In order to analyze a group of slides, most statistical methods assume that the slides have equal distributions of intensity levels; otherwise one slide might unfairly influence the results. The easiest way to handle this problem is to scale all the arrays so that they have equal variance, or by adding slide covariates to the model used to analyze the data. (Figure 3).
Figure 3. Boxplots showing the distribution of M values in each of 6 arrays hybridized as part of the same experiment, before (left) and after (right) scale normalization (Corporation H P. 2004).
Differentially expressed genes
A key goal of microarray experiments is to identify genes that are differentially expressed under the conditions studied. So, the analysis process can typically be broken down into two steps: 1) filtering to identify those differentially expressed genes using a combination of criteria, including fold change and statistical significance determined by comparison statistics, and 2) separation of those differentially expressed genes into discrete groups or clusters based on expression pattern.

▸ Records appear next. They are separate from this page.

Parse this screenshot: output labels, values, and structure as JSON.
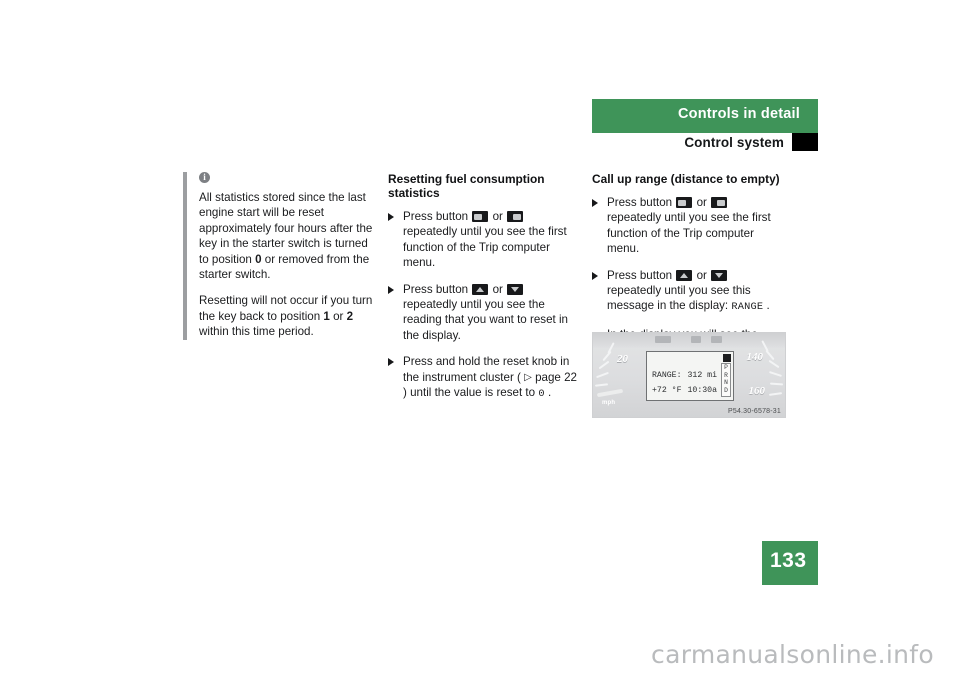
{
  "header": {
    "title": "Controls in detail",
    "subtitle": "Control system",
    "accent_color": "#3f9459",
    "tab_color": "#000000"
  },
  "note": {
    "icon": "info-icon",
    "icon_glyph": "i",
    "paragraphs": [
      "All statistics stored since the last engine start will be reset approximately four hours after the key in the starter switch is turned to position 0 or removed from the starter switch.",
      "Resetting will not occur if you turn the key back to position 1 or 2 within this time period."
    ],
    "paragraph_1_parts": {
      "a": "All statistics stored since the last engine start will be reset approximately four hours after the key in the starter switch is turned to position ",
      "bold_1": "0",
      "b": " or removed from the starter switch."
    },
    "paragraph_2_parts": {
      "a": "Resetting will not occur if you turn the key back to position ",
      "bold_1": "1",
      "b": " or ",
      "bold_2": "2",
      "c": " within this time period."
    }
  },
  "section_reset": {
    "heading": "Resetting fuel consumption statistics",
    "steps": [
      {
        "bullet": true,
        "pre": "Press button",
        "icon_1": "trip-left-button-icon",
        "mid": "or",
        "icon_2": "trip-right-button-icon",
        "post": "repeatedly until you see the first function of the Trip computer menu."
      },
      {
        "bullet": true,
        "pre": "Press button",
        "icon_1": "menu-up-button-icon",
        "mid": "or",
        "icon_2": "menu-down-button-icon",
        "post": "repeatedly until you see the reading that you want to reset in the display."
      },
      {
        "bullet": true,
        "pre": "Press and hold the reset knob in the instrument cluster (",
        "ref_arrow": "▷",
        "ref": " page 22",
        "post": ") until the value is reset to ",
        "mono_value": "0",
        "tail": "."
      }
    ]
  },
  "section_range": {
    "heading": "Call up range (distance to empty)",
    "steps": [
      {
        "bullet": true,
        "pre": "Press button",
        "icon_1": "trip-left-button-icon",
        "mid": "or",
        "icon_2": "trip-right-button-icon",
        "post": "repeatedly until you see the first function of the Trip computer menu."
      },
      {
        "bullet": true,
        "pre": "Press button",
        "icon_1": "menu-up-button-icon",
        "mid": "or",
        "icon_2": "menu-down-button-icon",
        "post": "repeatedly until you see this message in the display: ",
        "mono_value": "RANGE",
        "tail": "."
      },
      {
        "bullet": false,
        "text": "In the display you will see the calculated range based on the current fuel tank level."
      }
    ]
  },
  "figure": {
    "name": "instrument-cluster-illustration",
    "caption": "P54.30-6578-31",
    "speedo_left_label": "20",
    "speedo_left_unit": "mph",
    "speedo_right_label_1": "140",
    "speedo_right_label_2": "160",
    "lcd": {
      "row_1_label": "RANGE:",
      "row_1_value": "312 mi",
      "row_2_label": "+72 °F",
      "row_2_value": "10:30a",
      "gear_indicator": [
        "P",
        "R",
        "N",
        "D"
      ]
    }
  },
  "page_number": "133",
  "watermark": "carmanualsonline.info"
}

Under both experimental conditions, t-test and Wilcoxon test are common standard test methods for differential expression of genes between two samples. Under two or more experimental conditions, the ANOVA model and the mixed effect model can be effectively applied. The S+ array analyzer includes several methods for two-sample comparisons and multiple sample comparisons, including various types of t-tests and Wilcoxon tests based on both distribution and permutation-based null distributions. Regardless of the test statistics used, multiple comparisons are an important consideration given the number of genes and tests.
After having identified a list of genes showing differential expression levels, we need to further classify these genes based on expression patterns. Clustering methods are descriptive or exploratory tools that can be used to identify groups within complex datasets. Methods such as hierarchical clustering can be used to help identify patterns in a large dataset, while partitioning methods such as K means clustering can be used to separate data into discrete groups or clusters.
Figure 4. Hierarchical clustering.
Figure 5. K-means clustering.
Class discovery and prediction
Class discovery and prediction studies have implications for tumor classification and personalized. Traditional tumor classification methods are mostly based on morphological analysis, which is not that precise. Microarrays can provide a more reliable tool for identification of subclass by detecting molecular markers.
The class prediction methods available in S-PLUS include all standard statistical modeling and supervised learning methods, such as regression, discriminant functions, trees (CART and recursive partitioning), neural networks, generalized additive models, and support vector machines.
There is a number of annotation metadata available for any given gene. Examples include Unigene, LocusLink, chromosome number, chromosomal location, KEGG pathway information and Gene Ontology (GO) categorizations. A microarray data set typically involves a set of known identifiers corresponding to the probes/probabilities used. These identifiers are typically unique and can simply be linked to the metadata source so that each probe/question set on the microarray chip is used to find various annotations. Genes are annotated by using some online databases (such as Unigene, LocusLink, GO/Amigo).
Minimal Information About a Microarray Experiment (MIAME) standards describe the minimum information required to interpret microarray data and ensure that results derived from its analysis can be independently verified. The information required includes information such as array platform, experimental design, and sample preparation. MIAME standard is used as a guide to submitting microarray data and method information in many journals, and many journals now require authors to make their data public as a requirement for publication. The MIAME list is available on the Microarray Gene Expression Data (MGED) website.